Stalin böylesi "özerk" yapılar içinde farklı etnik gruplar arasında çıkabilecek çatışmaların "demokrasi" ile çözümlenebileceğini düşünüyordu: "Tam demokrasi" sağlandığında bu konuda duyulan "endişelerin nedenleri" ortadan kalkacaktı. Stalin iktidarında böylesi "demokratik özerklikler" çerçevesinde oluşan her "millet"e bir "devlet" verecek; ama kurduğu düzende herhangi bir "özerklik"in anlamı kalmayacaktı.
"Plethos" yaratma amaçlı, milliyetçilik vurguları son derece güçlü Kürt siyasetinin "çözüm"ü 1913 model "demokratik özerklik"te bulması şaşırtıcı değildir. Bu gelişme, ana akım Kürt siyasetinin, resmî siyaset üreticilerine benzer biçimde, Alfred Stepan'ın çarpıcı ifadesiyle "asimilasyon" ve "ayrılma" kutupları dışındaki seçenekleri dikkate almayan "Gellnerci oksimoron"u fazlasıyla içselleştirdiğini ortaya koymaktadır. Halbuki günümüz demokrasilerinde soruna bu iki uç arasında ve çok kültürlülük çerçevesinde değişik çözümler üretilebilmektedir.

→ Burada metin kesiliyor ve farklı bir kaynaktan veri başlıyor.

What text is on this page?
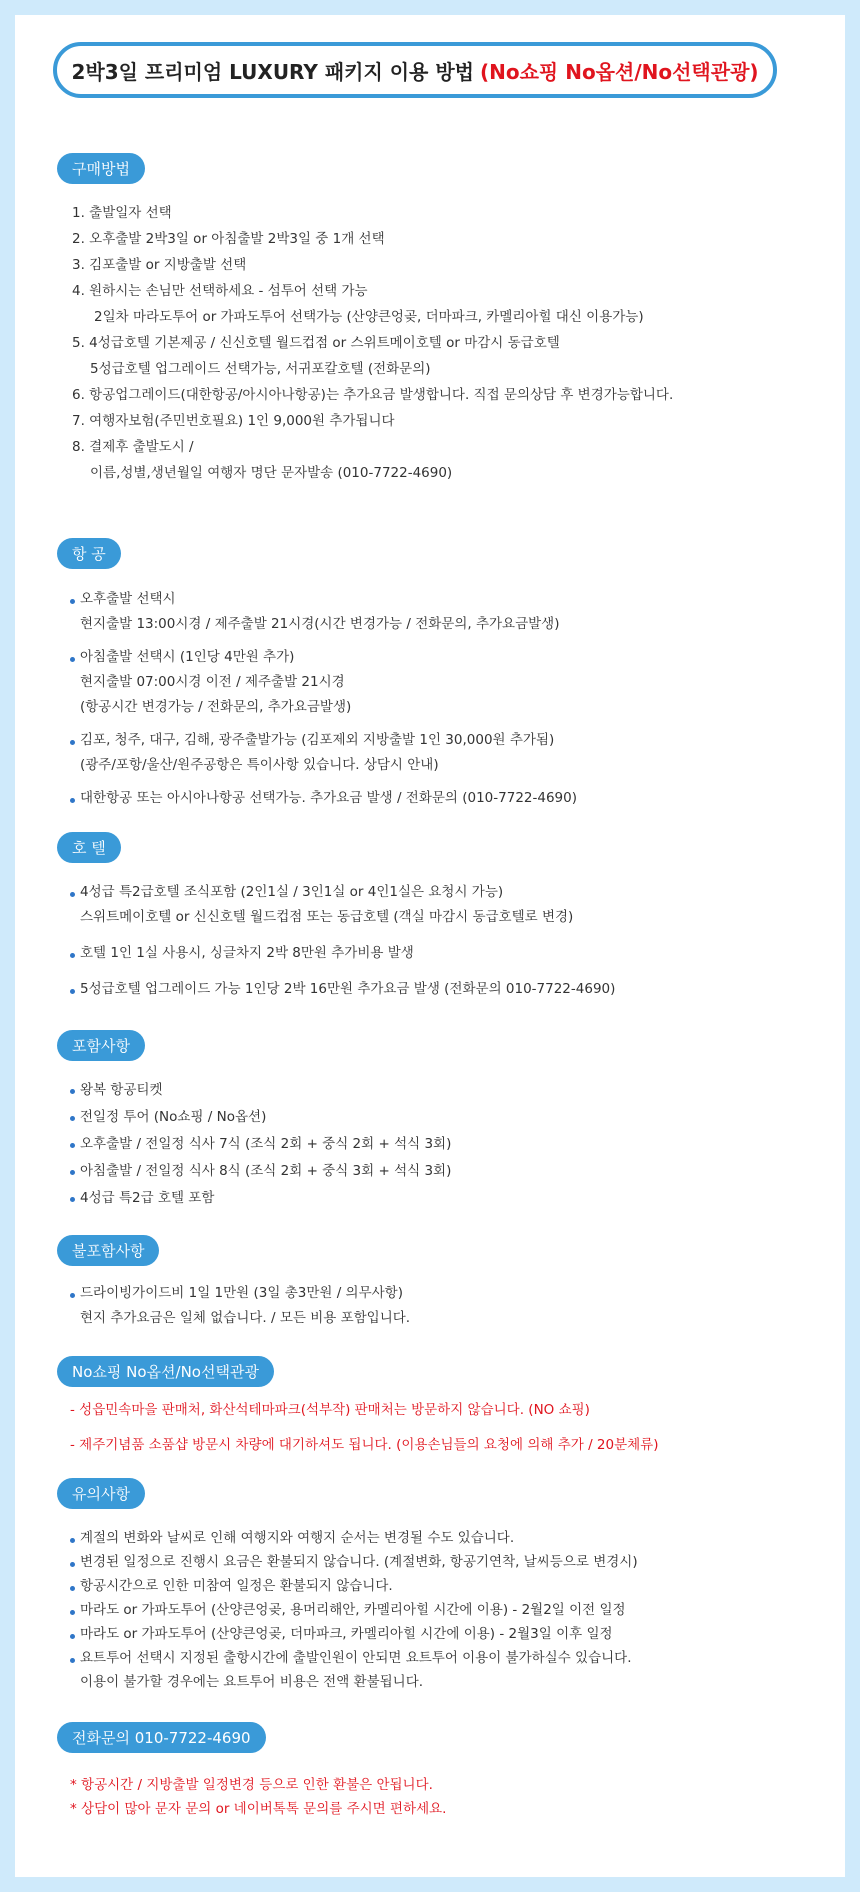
2박3일 프리미엄 LUXURY 패키지 이용 방법 (No쇼핑 No옵션/No선택관광)
구매방법
1. 출발일자 선택
2. 오후출발 2박3일 or 아침출발 2박3일 중 1개 선택
3. 김포출발 or 지방출발 선택
4. 원하시는 손님만 선택하세요 - 섬투어 선택 가능
2일차 마라도투어 or 가파도투어 선택가능 (산양큰엉곶, 더마파크, 카멜리아힐 대신 이용가능)
5. 4성급호텔 기본제공 / 신신호텔 월드컵점 or 스위트메이호텔 or 마감시 동급호텔
5성급호텔 업그레이드 선택가능, 서귀포칼호텔 (전화문의)
6. 항공업그레이드(대한항공/아시아나항공)는 추가요금 발생합니다. 직접 문의상담 후 변경가능합니다.
7. 여행자보험(주민번호필요) 1인 9,000원 추가됩니다
8. 결제후 출발도시 /
이름,성별,생년월일 여행자 명단 문자발송 (010-7722-4690)
항 공
오후출발 선택시
현지출발 13:00시경 / 제주출발 21시경(시간 변경가능 / 전화문의, 추가요금발생)
아침출발 선택시 (1인당 4만원 추가)
현지출발 07:00시경 이전 / 제주출발 21시경
(항공시간 변경가능 / 전화문의, 추가요금발생)
김포, 청주, 대구, 김해, 광주출발가능 (김포제외 지방출발 1인 30,000원 추가됨)
(광주/포항/울산/원주공항은 특이사항 있습니다. 상담시 안내)
대한항공 또는 아시아나항공 선택가능. 추가요금 발생 / 전화문의 (010-7722-4690)
호 텔
4성급 특2급호텔 조식포함 (2인1실 / 3인1실 or 4인1실은 요청시 가능)
스위트메이호텔 or 신신호텔 월드컵점 또는 동급호텔 (객실 마감시 동급호텔로 변경)
호텔 1인 1실 사용시, 싱글차지 2박 8만원 추가비용 발생
5성급호텔 업그레이드 가능 1인당 2박 16만원 추가요금 발생 (전화문의 010-7722-4690)
포함사항
왕복 항공티켓
전일정 투어 (No쇼핑 / No옵션)
오후출발 / 전일정 식사 7식 (조식 2회 + 중식 2회 + 석식 3회)
아침출발 / 전일정 식사 8식 (조식 2회 + 중식 3회 + 석식 3회)
4성급 특2급 호텔 포함
불포함사항
드라이빙가이드비 1일 1만원 (3일 총3만원 / 의무사항)
현지 추가요금은 일체 없습니다. / 모든 비용 포함입니다.
No쇼핑 No옵션/No선택관광
- 성읍민속마을 판매처, 화산석테마파크(석부작) 판매처는 방문하지 않습니다. (NO 쇼핑)
- 제주기념품 소품샵 방문시 차량에 대기하셔도 됩니다. (이용손님들의 요청에 의해 추가 / 20분체류)
유의사항
계절의 변화와 날씨로 인해 여행지와 여행지 순서는 변경될 수도 있습니다.
변경된 일정으로 진행시 요금은 환불되지 않습니다. (계절변화, 항공기연착, 날씨등으로 변경시)
항공시간으로 인한 미참여 일정은 환불되지 않습니다.
마라도 or 가파도투어 (산양큰엉곶, 용머리해안, 카멜리아힐 시간에 이용) - 2월2일 이전 일정
마라도 or 가파도투어 (산양큰엉곶, 더마파크, 카멜리아힐 시간에 이용) - 2월3일 이후 일정
요트투어 선택시 지정된 출항시간에 출발인원이 안되면 요트투어 이용이 불가하실수 있습니다.
이용이 불가할 경우에는 요트투어 비용은 전액 환불됩니다.
전화문의 010-7722-4690
* 항공시간 / 지방출발 일정변경 등으로 인한 환불은 안됩니다.
* 상담이 많아 문자 문의 or 네이버톡톡 문의를 주시면 편하세요.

Yaşadığımız çatışmanın sonlandırılması "ethnos" ve "plethos" tasavvurlarının yerini eşit vatandaşlık temelli bir "demos" tasavvurunun almasıyla mümkün olabilecektir. Bu dönüşüm sağlanmadan ulaşılabilecek en ileri noktanın her an çökebilecek "çatışmasızlık" olduğu unutulmamalıdır. Ancak her iki tarafta da egemen olan negatif milliyetçilikler bu dönüşümü fazlasıyla zorlaştırmaktadır.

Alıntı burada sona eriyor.